Now doctors can cause all kinds of things. Cures. Wellness. Hope. But what about death? Is that something we're used to thinking is caused by our doctors? Well, if you've been reading the Daily Dose -- or my Real Health newsletter -- for any length of time at all, you'll probably answer a resounding YES to that last question. But if you're new, I want to bring you up to speed on a truly frightening statistic -- one that'll shake you to your soon-to-be-ex-mainstream core:
Doctors' sloppy kills more than 7,000 people annually. It's a shocking statistic, and, according to a July 2006 report from the National Academies of Science's Institute of Medicine (IOM), preventable medication mistakes also injure more than 1.5 million Americans annually. Many such errors result from unclear abbreviations and dosage indications and illegible writing on some of the 3.2 billion prescriptions written in the U.S. every year.
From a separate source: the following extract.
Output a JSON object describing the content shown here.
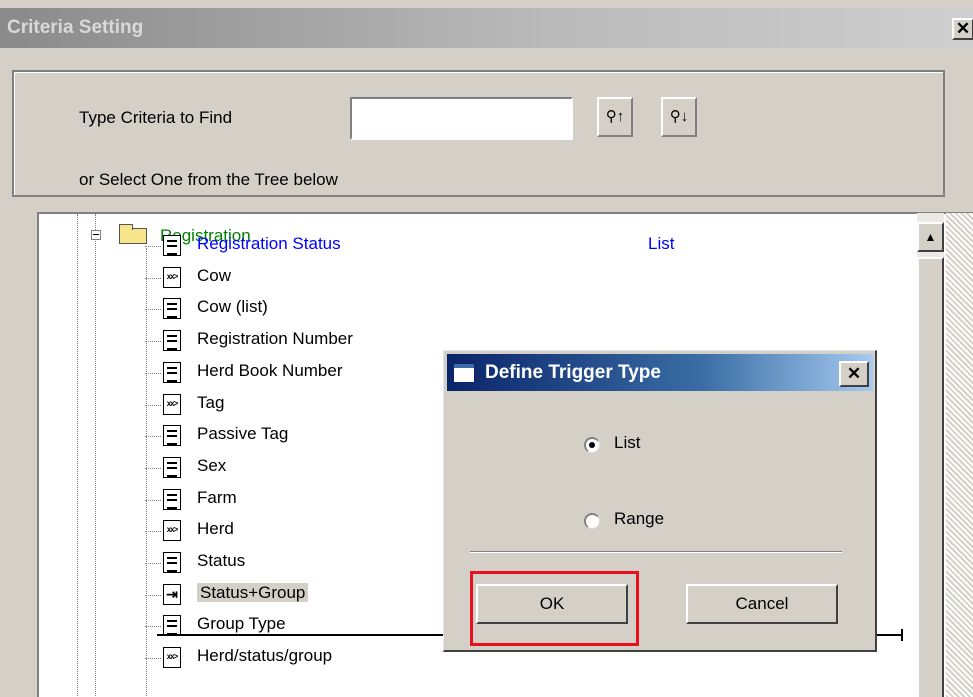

The U.S. health care system may contribute to poor health or death. According to Dr. Barbara Starfield of the Johns Hopkins School of Hygiene and Public Health, 250,000 deaths per year are caused by medical errors, making this the third-largest cause of death in the U.S., following heart disease and cancer.
ALL THESE ARE DEATHS PER YEAR in THE USA:
12,000 --- unnecessary surgery
7,000 --- medication errors in hospitals
20,000 --- other errors in hospitals
80,000 --- infections in hospitals
106,000 --- non-error, negative effects of drugs
References
- Schuster M, McGlynn E, Brook R. How good is the quality of health care in the United States? Milbank Q. 1998; 76:517-563.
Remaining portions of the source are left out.